Le doux babil des filles, ponctués de pleurs d'émotion et de rire, les mena à encadrer ensemble une des fenêtres, tableau impressionnant comme un double rideau de modasses à voix graves - merci de mixer ici mentalement Renoir et Technikart. Charmant pavillon, en face, avec son toit pentu percé d'une fenêtre en chien-assis. Fenêtre d'ombres chinoises pour caucasiens polis qui chaque soir se lavent tout contre la vitre, l'architecte s'étant dit : dans l'ancien, suffit de trouver assez de place pour tout caser, de toute façon rien n'est aux normes, on s'en branle, on va coller le bac à douche au grenier. Voire : oh ! non d'une pipensucre ! j'ai encore oublié la salle de bain ! Tous les architectes, hélas, n'ayant pas la discipline ni la délicatesse d'anoxyme, le célèbre commentateur de lutecewoman.
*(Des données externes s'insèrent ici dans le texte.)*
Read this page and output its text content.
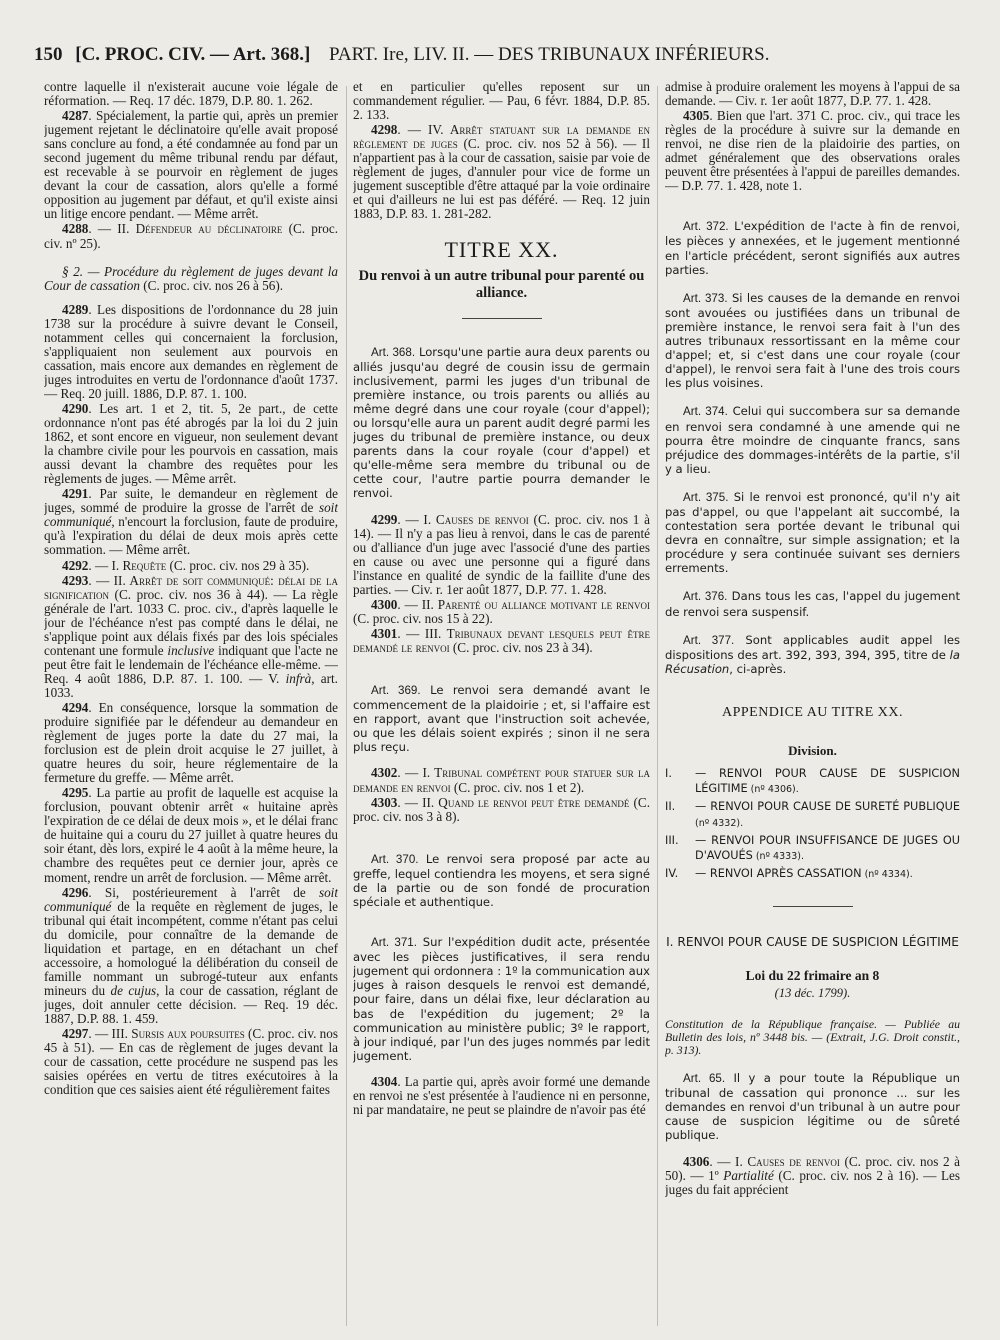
150 [C. PROC. CIV. — Art. 368.] PART. Ire, LIV. II. — DES TRIBUNAUX INFÉRIEURS.

contre laquelle il n'existerait aucune voie légale de réformation. — Req. 17 déc. 1879, D.P. 80. 1. 262.

4287. Spécialement, la partie qui, après un premier jugement rejetant le déclinatoire qu'elle avait proposé sans conclure au fond, a été condamnée au fond par un second jugement du même tribunal rendu par défaut, est recevable à se pourvoir en règlement de juges devant la cour de cassation, alors qu'elle a formé opposition au jugement par défaut, et qu'il existe ainsi un litige encore pendant. — Même arrêt.

4288. — II. Défendeur au déclinatoire (C. proc. civ. nº 25).

§ 2. — Procédure du règlement de juges devant la Cour de cassation (C. proc. civ. nos 26 à 56).

4289. Les dispositions de l'ordonnance du 28 juin 1738 sur la procédure à suivre devant le Conseil, notamment celles qui concernaient la forclusion, s'appliquaient non seulement aux pourvois en cassation, mais encore aux demandes en règlement de juges introduites en vertu de l'ordonnance d'août 1737. — Req. 20 juill. 1886, D.P. 87. 1. 100.

4290. Les art. 1 et 2, tit. 5, 2e part., de cette ordonnance n'ont pas été abrogés par la loi du 2 juin 1862, et sont encore en vigueur, non seulement devant la chambre civile pour les pourvois en cassation, mais aussi devant la chambre des requêtes pour les règlements de juges. — Même arrêt.

4291. Par suite, le demandeur en règlement de juges, sommé de produire la grosse de l'arrêt de soit communiqué, n'encourt la forclusion, faute de produire, qu'à l'expiration du délai de deux mois après cette sommation. — Même arrêt.

4292. — I. Requête (C. proc. civ. nos 29 à 35).

4293. — II. Arrêt de soit communiqué: délai de la signification (C. proc. civ. nos 36 à 44). — La règle générale de l'art. 1033 C. proc. civ., d'après laquelle le jour de l'échéance n'est pas compté dans le délai, ne s'applique point aux délais fixés par des lois spéciales contenant une formule inclusive indiquant que l'acte ne peut être fait le lendemain de l'échéance elle-même. — Req. 4 août 1886, D.P. 87. 1. 100. — V. infrà, art. 1033.

4294. En conséquence, lorsque la sommation de produire signifiée par le défendeur au demandeur en règlement de juges porte la date du 27 mai, la forclusion est de plein droit acquise le 27 juillet, à quatre heures du soir, heure réglementaire de la fermeture du greffe. — Même arrêt.

4295. La partie au profit de laquelle est acquise la forclusion, pouvant obtenir arrêt « huitaine après l'expiration de ce délai de deux mois », et le délai franc de huitaine qui a couru du 27 juillet à quatre heures du soir étant, dès lors, expiré le 4 août à la même heure, la chambre des requêtes peut ce dernier jour, après ce moment, rendre un arrêt de forclusion. — Même arrêt.

4296. Si, postérieurement à l'arrêt de soit communiqué de la requête en règlement de juges, le tribunal qui était incompétent, comme n'étant pas celui du domicile, pour connaître de la demande de liquidation et partage, en en détachant un chef accessoire, a homologué la délibération du conseil de famille nommant un subrogé-tuteur aux enfants mineurs du de cujus, la cour de cassation, réglant de juges, doit annuler cette décision. — Req. 19 déc. 1887, D.P. 88. 1. 459.

4297. — III. Sursis aux poursuites (C. proc. civ. nos 45 à 51). — En cas de règlement de juges devant la cour de cassation, cette procédure ne suspend pas les saisies opérées en vertu de titres exécutoires à la condition que ces saisies aient été régulièrement faites

et en particulier qu'elles reposent sur un commandement régulier. — Pau, 6 févr. 1884, D.P. 85. 2. 133.

4298. — IV. Arrêt statuant sur la demande en règlement de juges (C. proc. civ. nos 52 à 56). — Il n'appartient pas à la cour de cassation, saisie par voie de règlement de juges, d'annuler pour vice de forme un jugement susceptible d'être attaqué par la voie ordinaire et qui d'ailleurs ne lui est pas déféré. — Req. 12 juin 1883, D.P. 83. 1. 281-282.

TITRE XX.

Du renvoi à un autre tribunal pour parenté ou alliance.

Art. 368. Lorsqu'une partie aura deux parents ou alliés jusqu'au degré de cousin issu de germain inclusivement, parmi les juges d'un tribunal de première instance, ou trois parents ou alliés au même degré dans une cour royale (cour d'appel); ou lorsqu'elle aura un parent audit degré parmi les juges du tribunal de première instance, ou deux parents dans la cour royale (cour d'appel) et qu'elle-même sera membre du tribunal ou de cette cour, l'autre partie pourra demander le renvoi.

4299. — I. Causes de renvoi (C. proc. civ. nos 1 à 14). — Il n'y a pas lieu à renvoi, dans le cas de parenté ou d'alliance d'un juge avec l'associé d'une des parties en cause ou avec une personne qui a figuré dans l'instance en qualité de syndic de la faillite d'une des parties. — Civ. r. 1er août 1877, D.P. 77. 1. 428.

4300. — II. Parenté ou alliance motivant le renvoi (C. proc. civ. nos 15 à 22).

4301. — III. Tribunaux devant lesquels peut être demandé le renvoi (C. proc. civ. nos 23 à 34).

Art. 369. Le renvoi sera demandé avant le commencement de la plaidoirie ; et, si l'affaire est en rapport, avant que l'instruction soit achevée, ou que les délais soient expirés ; sinon il ne sera plus reçu.

4302. — I. Tribunal compétent pour statuer sur la demande en renvoi (C. proc. civ. nos 1 et 2).

4303. — II. Quand le renvoi peut être demandé (C. proc. civ. nos 3 à 8).

Art. 370. Le renvoi sera proposé par acte au greffe, lequel contiendra les moyens, et sera signé de la partie ou de son fondé de procuration spéciale et authentique.

Art. 371. Sur l'expédition dudit acte, présentée avec les pièces justificatives, il sera rendu jugement qui ordonnera : 1º la communication aux juges à raison desquels le renvoi est demandé, pour faire, dans un délai fixe, leur déclaration au bas de l'expédition du jugement; 2º la communication au ministère public; 3º le rapport, à jour indiqué, par l'un des juges nommés par ledit jugement.

4304. La partie qui, après avoir formé une demande en renvoi ne s'est présentée à l'audience ni en personne, ni par mandataire, ne peut se plaindre de n'avoir pas été

admise à produire oralement les moyens à l'appui de sa demande. — Civ. r. 1er août 1877, D.P. 77. 1. 428.

4305. Bien que l'art. 371 C. proc. civ., qui trace les règles de la procédure à suivre sur la demande en renvoi, ne dise rien de la plaidoirie des parties, on admet généralement que des observations orales peuvent être présentées à l'appui de pareilles demandes. — D.P. 77. 1. 428, note 1.

Art. 372. L'expédition de l'acte à fin de renvoi, les pièces y annexées, et le jugement mentionné en l'article précédent, seront signifiés aux autres parties.

Art. 373. Si les causes de la demande en renvoi sont avouées ou justifiées dans un tribunal de première instance, le renvoi sera fait à l'un des autres tribunaux ressortissant en la même cour d'appel; et, si c'est dans une cour royale (cour d'appel), le renvoi sera fait à l'une des trois cours les plus voisines.

Art. 374. Celui qui succombera sur sa demande en renvoi sera condamné à une amende qui ne pourra être moindre de cinquante francs, sans préjudice des dommages-intérêts de la partie, s'il y a lieu.

Art. 375. Si le renvoi est prononcé, qu'il n'y ait pas d'appel, ou que l'appelant ait succombé, la contestation sera portée devant le tribunal qui devra en connaître, sur simple assignation; et la procédure y sera continuée suivant ses derniers errements.

Art. 376. Dans tous les cas, l'appel du jugement de renvoi sera suspensif.

Art. 377. Sont applicables audit appel les dispositions des art. 392, 393, 394, 395, titre de la Récusation, ci-après.

APPENDICE AU TITRE XX.

Division.

I. — RENVOI POUR CAUSE DE SUSPICION LÉGITIME (nº 4306).
II. — RENVOI POUR CAUSE DE SURETÉ PUBLIQUE (nº 4332).
III. — RENVOI POUR INSUFFISANCE DE JUGES OU D'AVOUÉS (nº 4333).
IV. — RENVOI APRÈS CASSATION (nº 4334).

I. RENVOI POUR CAUSE DE SUSPICION LÉGITIME

Loi du 22 frimaire an 8

(13 déc. 1799).

Constitution de la République française. — Publiée au Bulletin des lois, nº 3448 bis. — (Extrait, J.G. Droit constit., p. 313).

Art. 65. Il y a pour toute la République un tribunal de cassation qui prononce ... sur les demandes en renvoi d'un tribunal à un autre pour cause de suspicion légitime ou de sûreté publique.

4306. — I. Causes de renvoi (C. proc. civ. nos 2 à 50). — 1º Partialité (C. proc. civ. nos 2 à 16). — Les juges du fait apprécient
Dans le jour qui ce matin là abusait du snooze, turlututu et nananère, Gorgeous et lutecewoman longeant les coquelicots du petit Paris intra muros façon charmant village ("Pompes Funèbres Lutèce" rayonnait la devanture d'une échoppe sur leur chemin), surent redonner à la vie tout son sens. Aucun.

jeudi 18 juin 2009

Croquer des macarons.



Dames penchées sur les vitrines, bustes inclinés, lecture des étiquettes : sous le verre, carreaux remplis de gourmandise. Dans la pâtisserie design blanche et orange, on entend des soupirs, les yeux brillent de désir. On se croirait presque chez le bijoutier turquoise. Mets d'air aimable et rond, multicolore, gai, chic, parisien en diable, le macaron. Pierre Hermé, l'épure du décor.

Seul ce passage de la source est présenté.